I joked yesterday that the theme for my family’s Thanksgiving meal this year is “Eat and GTFO” and while I am only sort of kidding, all indications point to me being back home, sitting on the couch in my pajamas with a glass of wine and Arrested Development streaming on Netflix by 4:30 in the afternoon.
I am torn between being relieved and wondering what the hell I am going to do with myself with all that empty time.
Besides watch all of AD, that is. Maybe I’ll move on to finishing Breaking Bad, too.
And basically every movie I haven’t seen since the girls were born.

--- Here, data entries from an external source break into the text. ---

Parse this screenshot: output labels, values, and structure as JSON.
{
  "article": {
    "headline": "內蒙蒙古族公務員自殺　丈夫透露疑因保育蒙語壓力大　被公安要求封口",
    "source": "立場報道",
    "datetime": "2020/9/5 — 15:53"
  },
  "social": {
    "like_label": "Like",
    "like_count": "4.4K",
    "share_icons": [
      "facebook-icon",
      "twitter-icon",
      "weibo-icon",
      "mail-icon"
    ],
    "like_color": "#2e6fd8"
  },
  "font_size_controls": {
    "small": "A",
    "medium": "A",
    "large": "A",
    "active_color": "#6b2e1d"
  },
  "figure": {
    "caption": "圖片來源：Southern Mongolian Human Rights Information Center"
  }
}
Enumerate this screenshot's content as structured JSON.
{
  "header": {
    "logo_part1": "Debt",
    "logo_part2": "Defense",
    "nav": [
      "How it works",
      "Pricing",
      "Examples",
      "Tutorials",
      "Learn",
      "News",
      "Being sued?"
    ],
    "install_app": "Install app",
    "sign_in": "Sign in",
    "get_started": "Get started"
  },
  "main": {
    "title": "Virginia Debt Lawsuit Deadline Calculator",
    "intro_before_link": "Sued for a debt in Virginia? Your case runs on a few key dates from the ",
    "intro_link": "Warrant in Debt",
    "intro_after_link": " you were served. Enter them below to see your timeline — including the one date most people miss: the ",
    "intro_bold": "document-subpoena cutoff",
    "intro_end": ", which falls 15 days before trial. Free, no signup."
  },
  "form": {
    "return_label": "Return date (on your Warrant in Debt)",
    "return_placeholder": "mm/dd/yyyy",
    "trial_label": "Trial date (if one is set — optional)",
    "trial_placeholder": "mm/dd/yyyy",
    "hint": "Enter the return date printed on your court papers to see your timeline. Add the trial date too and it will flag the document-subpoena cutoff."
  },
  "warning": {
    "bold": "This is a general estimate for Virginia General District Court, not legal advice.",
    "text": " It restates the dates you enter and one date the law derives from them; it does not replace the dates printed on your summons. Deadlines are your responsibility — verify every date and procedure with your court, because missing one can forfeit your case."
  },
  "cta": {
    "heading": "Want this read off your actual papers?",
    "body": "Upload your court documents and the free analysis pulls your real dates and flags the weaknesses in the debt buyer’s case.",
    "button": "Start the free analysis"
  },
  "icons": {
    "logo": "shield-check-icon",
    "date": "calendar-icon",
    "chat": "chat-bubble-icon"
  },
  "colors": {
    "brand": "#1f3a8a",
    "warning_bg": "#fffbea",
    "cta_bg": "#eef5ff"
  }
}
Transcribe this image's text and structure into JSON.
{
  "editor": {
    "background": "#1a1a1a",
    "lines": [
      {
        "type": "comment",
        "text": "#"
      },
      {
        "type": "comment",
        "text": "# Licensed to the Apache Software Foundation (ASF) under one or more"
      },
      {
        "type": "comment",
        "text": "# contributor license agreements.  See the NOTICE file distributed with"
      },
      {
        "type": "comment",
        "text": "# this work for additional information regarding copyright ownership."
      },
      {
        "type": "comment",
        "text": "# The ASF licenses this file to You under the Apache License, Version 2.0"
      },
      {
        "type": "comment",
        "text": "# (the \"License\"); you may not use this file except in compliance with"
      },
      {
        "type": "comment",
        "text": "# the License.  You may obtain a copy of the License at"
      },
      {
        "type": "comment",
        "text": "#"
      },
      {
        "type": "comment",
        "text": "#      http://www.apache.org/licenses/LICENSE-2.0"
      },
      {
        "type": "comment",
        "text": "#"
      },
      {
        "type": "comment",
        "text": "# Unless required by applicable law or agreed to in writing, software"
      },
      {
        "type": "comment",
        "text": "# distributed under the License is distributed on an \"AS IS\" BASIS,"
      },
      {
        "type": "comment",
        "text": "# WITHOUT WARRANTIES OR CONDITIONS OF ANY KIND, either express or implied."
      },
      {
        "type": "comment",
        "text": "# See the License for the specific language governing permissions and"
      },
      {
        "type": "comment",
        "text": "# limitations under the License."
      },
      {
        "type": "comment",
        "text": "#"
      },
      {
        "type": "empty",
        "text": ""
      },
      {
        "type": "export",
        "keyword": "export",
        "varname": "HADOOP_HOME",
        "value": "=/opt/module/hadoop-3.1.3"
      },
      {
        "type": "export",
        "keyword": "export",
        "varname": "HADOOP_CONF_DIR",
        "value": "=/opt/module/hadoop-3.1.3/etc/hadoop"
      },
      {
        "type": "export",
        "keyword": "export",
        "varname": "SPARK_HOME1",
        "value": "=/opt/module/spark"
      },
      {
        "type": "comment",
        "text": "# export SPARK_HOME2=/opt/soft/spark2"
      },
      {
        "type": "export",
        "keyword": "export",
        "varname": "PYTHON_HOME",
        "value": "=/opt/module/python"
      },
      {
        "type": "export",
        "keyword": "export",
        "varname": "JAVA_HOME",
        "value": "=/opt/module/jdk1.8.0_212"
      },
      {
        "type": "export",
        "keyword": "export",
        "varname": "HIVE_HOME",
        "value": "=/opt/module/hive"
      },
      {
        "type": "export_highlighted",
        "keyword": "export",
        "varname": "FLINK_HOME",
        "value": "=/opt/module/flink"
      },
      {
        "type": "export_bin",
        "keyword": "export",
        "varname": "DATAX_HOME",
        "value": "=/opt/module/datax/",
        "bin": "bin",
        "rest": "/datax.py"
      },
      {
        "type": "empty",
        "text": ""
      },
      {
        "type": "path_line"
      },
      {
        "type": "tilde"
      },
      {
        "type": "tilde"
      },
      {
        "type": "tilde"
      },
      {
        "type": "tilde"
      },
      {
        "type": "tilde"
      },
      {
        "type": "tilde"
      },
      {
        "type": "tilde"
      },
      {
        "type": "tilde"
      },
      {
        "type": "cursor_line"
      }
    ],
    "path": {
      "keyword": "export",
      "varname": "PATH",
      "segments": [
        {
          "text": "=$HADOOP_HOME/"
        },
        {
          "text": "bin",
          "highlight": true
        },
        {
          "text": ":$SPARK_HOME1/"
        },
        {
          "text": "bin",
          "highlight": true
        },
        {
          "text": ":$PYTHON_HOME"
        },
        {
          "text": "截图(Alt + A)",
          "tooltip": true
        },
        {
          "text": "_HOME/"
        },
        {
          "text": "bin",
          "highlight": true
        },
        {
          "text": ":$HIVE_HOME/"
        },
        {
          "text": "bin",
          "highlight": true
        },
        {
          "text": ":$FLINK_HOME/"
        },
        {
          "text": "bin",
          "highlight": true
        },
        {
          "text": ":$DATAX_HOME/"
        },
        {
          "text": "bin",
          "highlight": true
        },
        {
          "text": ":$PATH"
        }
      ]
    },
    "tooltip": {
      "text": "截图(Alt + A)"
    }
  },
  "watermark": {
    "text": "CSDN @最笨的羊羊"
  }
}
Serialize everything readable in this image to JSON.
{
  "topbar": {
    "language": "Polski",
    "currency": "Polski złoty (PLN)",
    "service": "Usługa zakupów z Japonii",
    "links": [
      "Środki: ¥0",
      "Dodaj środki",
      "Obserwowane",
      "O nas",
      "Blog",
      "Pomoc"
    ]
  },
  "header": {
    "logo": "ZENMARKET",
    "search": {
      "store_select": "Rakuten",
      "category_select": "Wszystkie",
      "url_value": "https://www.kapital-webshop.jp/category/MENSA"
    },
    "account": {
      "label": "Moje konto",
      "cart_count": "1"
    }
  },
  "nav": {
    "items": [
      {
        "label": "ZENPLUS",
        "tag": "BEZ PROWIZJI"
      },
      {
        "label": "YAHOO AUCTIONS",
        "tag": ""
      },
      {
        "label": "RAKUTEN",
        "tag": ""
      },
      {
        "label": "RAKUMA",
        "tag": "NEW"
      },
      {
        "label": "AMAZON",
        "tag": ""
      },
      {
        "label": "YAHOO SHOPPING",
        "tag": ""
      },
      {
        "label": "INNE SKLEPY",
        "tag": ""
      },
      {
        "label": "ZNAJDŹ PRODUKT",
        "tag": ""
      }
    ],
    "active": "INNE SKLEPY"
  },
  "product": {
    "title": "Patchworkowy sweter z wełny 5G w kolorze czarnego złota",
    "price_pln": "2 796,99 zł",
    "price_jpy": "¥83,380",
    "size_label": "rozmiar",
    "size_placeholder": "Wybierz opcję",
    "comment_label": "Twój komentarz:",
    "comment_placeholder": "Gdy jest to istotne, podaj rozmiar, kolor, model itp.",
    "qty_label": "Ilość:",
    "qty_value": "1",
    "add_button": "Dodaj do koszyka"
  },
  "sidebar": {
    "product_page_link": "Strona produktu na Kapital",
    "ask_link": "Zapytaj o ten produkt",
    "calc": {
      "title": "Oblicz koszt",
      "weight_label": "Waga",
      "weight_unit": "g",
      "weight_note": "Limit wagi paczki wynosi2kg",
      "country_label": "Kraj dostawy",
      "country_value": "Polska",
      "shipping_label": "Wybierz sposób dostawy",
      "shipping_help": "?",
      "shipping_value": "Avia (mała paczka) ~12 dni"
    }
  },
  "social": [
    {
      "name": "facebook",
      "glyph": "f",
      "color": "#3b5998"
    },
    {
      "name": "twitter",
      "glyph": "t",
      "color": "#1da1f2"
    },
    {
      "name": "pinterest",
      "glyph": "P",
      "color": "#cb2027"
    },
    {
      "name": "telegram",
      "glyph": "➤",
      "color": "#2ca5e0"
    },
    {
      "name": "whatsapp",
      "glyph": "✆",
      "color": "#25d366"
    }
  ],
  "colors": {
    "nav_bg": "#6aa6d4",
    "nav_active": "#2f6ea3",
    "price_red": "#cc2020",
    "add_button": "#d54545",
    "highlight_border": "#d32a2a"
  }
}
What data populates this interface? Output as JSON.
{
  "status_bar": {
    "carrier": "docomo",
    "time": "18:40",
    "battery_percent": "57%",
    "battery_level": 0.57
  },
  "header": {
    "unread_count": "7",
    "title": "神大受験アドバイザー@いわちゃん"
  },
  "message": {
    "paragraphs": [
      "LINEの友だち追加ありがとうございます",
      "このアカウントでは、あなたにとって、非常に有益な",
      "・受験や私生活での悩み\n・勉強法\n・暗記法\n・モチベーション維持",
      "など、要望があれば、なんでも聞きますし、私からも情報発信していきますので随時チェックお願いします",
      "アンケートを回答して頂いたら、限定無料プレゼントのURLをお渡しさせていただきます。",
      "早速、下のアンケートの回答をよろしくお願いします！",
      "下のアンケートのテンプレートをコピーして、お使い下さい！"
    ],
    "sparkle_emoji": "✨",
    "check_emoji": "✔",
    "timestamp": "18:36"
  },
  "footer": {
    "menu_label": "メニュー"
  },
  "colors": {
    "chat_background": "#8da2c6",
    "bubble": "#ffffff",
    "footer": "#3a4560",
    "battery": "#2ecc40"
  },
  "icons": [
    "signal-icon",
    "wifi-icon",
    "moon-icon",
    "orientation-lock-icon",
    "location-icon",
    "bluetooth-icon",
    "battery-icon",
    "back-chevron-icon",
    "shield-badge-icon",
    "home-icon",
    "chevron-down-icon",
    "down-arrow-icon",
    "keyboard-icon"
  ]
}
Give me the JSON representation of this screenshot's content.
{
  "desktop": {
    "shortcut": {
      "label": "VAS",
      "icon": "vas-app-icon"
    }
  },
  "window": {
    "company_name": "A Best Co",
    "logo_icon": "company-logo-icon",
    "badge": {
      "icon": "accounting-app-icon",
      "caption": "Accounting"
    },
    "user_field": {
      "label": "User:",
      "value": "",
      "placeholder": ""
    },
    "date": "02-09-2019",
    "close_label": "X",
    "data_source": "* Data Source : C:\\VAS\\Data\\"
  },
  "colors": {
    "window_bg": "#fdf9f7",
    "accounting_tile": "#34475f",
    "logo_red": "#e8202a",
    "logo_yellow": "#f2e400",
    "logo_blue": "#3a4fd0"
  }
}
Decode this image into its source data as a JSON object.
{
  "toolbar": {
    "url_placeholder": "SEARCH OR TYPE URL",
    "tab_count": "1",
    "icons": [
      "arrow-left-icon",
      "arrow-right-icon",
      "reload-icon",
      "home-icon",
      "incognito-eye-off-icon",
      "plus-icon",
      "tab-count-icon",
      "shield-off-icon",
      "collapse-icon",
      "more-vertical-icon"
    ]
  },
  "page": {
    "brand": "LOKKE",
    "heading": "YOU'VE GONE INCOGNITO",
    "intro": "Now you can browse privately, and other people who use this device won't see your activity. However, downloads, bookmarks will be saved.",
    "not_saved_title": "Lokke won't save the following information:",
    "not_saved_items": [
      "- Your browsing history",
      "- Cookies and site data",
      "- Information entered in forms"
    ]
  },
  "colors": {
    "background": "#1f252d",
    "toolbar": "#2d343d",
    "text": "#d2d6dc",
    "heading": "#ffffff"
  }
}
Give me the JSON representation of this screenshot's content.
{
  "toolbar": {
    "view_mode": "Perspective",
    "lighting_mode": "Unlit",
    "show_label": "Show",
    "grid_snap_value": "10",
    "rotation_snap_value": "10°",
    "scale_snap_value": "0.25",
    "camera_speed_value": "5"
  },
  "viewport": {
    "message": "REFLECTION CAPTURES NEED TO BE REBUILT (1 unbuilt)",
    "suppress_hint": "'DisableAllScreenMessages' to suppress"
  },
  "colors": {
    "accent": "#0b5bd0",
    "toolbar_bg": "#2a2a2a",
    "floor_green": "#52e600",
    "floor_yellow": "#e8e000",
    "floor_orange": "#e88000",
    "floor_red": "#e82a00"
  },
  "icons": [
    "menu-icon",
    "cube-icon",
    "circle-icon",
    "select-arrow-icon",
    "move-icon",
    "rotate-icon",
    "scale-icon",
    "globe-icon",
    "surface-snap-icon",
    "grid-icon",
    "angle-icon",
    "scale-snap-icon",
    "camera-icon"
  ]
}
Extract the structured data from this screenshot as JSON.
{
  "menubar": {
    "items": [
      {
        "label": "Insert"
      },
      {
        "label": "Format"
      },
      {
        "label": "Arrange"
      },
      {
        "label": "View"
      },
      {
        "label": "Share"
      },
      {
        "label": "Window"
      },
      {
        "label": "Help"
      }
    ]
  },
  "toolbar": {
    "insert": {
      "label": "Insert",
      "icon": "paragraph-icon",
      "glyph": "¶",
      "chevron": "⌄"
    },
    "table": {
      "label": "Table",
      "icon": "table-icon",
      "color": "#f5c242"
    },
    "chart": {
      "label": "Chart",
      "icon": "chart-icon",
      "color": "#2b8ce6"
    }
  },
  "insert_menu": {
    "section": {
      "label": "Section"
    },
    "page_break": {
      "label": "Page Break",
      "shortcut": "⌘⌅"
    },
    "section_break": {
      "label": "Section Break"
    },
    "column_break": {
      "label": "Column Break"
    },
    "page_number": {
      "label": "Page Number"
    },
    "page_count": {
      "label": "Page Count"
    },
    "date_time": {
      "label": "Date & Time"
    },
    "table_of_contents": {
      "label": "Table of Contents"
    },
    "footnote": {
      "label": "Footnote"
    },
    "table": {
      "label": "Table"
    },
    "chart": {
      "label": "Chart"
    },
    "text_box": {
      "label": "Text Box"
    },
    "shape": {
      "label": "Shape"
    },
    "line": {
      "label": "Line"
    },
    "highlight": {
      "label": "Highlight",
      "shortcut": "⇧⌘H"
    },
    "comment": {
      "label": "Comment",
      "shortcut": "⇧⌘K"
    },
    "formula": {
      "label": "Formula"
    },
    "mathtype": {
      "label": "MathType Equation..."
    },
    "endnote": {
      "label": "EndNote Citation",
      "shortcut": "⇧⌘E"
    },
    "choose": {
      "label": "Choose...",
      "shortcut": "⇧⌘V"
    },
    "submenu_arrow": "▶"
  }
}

My family gatherings used to be these all day shindigs. I remember Christmases when I was a kid and we’d fly into Michigan and it’d be a marathon, not a sprint, ending late in the night when all the adults were drinking cognac and playing Trivial Pursuit and the evening wasn’t over until my mom and my aunts would drunkenly sing “Sisters” from the movie White Christmas loudly in the kitchen. (You know the song, right? “Lord help the mister that comes between me and my sister and lord help the sister that comes between me and my man…”).
Thanksgiving, while never quite as prolonged an event usually ran much longer.
This year, it sounds like we’ll all eat and go our separate ways. Between my grandfather’s stroke (and that he is now in rehabilitation) and my sister and brother-in-law having twelve bajillion events to go to and my daughters not being around, well… it’s gonna be a low key day. I can’t even imagine we’ll turn the television on for football (Thanksgiving without the Lions game? Is that even done?). I can’t even think of what to bake because I don’t know if there will be anyone there who can eat dessert (diabetic family holidays, whee? I’m not gonna experiement with Stevia or Splenda or whatever the fake-sugar-du-jour is… because I like the real stuff).
[I’m kind of kidding here. You know I’m not too proud to make brownies that only I will eat.
Probably will eat the rest of them with my wine. While Netflix-ing.
LIKE A BOSS.
Or a sloth.]
It used to be that Thanksgiving would be an all-day gathering. I’d bring a book and curl up on my mom’s couch and I’d read and talk to family and I’d smell the rich aromas of turkey and stuffing filling the house and my stomach would grumble in delightful anticipation of one of my favorite meals of the year.
This year, I don’t imagine that I’ll linger. Maybe I’ll go for a run earlier. A good one. I’ll arrive late. We’ll all tumble out the door when dinner is done, off to separate corners of our little worlds, full of food and thanks, with an afternoon stretched wide open.